Da leitura desta jurisprudência fica a ideia de que em caso de risco para o ambiente, quando após uma avaliação ou estudo em que não se consiga determinar em termos certos os efeitos nefastos para o ambiente, quando a ciência apenas indica um cenário mas não o confirma, quando a administração fica com um “SE” entre mãos como batata quente, deve decidir a favor do ambiente. Ou seja, perante a dúvida do impacto negativo no ambiente mas havendo risco de que tal se verifique pretere-se a autorização da actividade a favor do ambiente. Ou, aproveitando-nos de brocado latino em matéria penal, in dubio pro ambiente.
Fica a ideia, mas não a certeza. O TJ vai traçando as coordenadas, mas com passos pequeninos, um de cada vez. Em matéria de Rede Natura o intérprete e aplicador deve tomar em conta esta jurisprudência e segui-la se não quiser incumprir Direito Comunitário, mas será que dela se retira já um princípio geral para interpretação do direito do ambiente comunitário?
O art. 174º nº 2 do TCE determina que a legislação comunitária no domínio do ambiente basear-se-á nos princípios da precaução e da acção preventiva. No acórdão em estudo foi este preceito que o TJ chamou á colação para fundamentar a interpretação daquela directiva nos termos acima expostos. Conjugando aquele artigo com esta jurisprudência podemos concluir que o princípio da prevenção ao nível comunitário quer-se amplo, tão amplo que havendo risco para o ambiente esta saia favorecido, não interessando a actividade em causa. Como se o Ambiente se tornasse um gigante, que nem a dúvida consegue abalar, obrigando Administração e cidadãos a porem-se de acordo com ele.

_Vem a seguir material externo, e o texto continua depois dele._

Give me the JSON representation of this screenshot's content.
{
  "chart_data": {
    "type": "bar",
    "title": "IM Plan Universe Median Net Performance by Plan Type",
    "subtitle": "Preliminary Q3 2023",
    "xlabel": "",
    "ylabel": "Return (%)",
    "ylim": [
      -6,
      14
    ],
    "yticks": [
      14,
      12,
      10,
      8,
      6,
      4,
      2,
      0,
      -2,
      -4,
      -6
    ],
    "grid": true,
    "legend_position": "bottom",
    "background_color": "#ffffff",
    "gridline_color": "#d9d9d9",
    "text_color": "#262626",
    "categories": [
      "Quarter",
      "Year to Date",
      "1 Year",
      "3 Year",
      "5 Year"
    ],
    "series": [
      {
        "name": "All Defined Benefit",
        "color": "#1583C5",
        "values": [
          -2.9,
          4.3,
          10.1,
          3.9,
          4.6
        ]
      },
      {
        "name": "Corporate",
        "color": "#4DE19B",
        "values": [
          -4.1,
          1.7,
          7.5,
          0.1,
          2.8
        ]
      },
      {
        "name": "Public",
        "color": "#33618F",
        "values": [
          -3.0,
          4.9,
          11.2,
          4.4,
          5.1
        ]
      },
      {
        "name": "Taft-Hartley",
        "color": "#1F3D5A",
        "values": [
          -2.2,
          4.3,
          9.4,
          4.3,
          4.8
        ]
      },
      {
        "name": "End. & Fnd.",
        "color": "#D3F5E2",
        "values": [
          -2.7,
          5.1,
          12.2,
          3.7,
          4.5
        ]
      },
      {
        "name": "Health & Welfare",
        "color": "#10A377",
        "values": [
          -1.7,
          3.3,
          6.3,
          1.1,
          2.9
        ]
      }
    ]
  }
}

Retirar desta jurisprudência o princípio do in dubio pro ambiente, valendo-nos dele enquanto tal, talvez seja um passo demasiado comprido, mesmo para o Direito Comunitário. Consideramo-la um início. Início da convicção e obrigação de que o Ambiente é para levar a sério, de que as avaliações têm que ser verdadeiras avaliações com conclusões precisas e que o risco não pode funcionar como sinal verde, talvez nem mesmo amarelo, a uma actividade sobre a qual ainda não há certezas quanto às consequências para o meio ambiente.
Aqui se vê o Direito no seu papel impulsionador de novas mentalidades.
Aqui se vê o Direito vestido de Verde.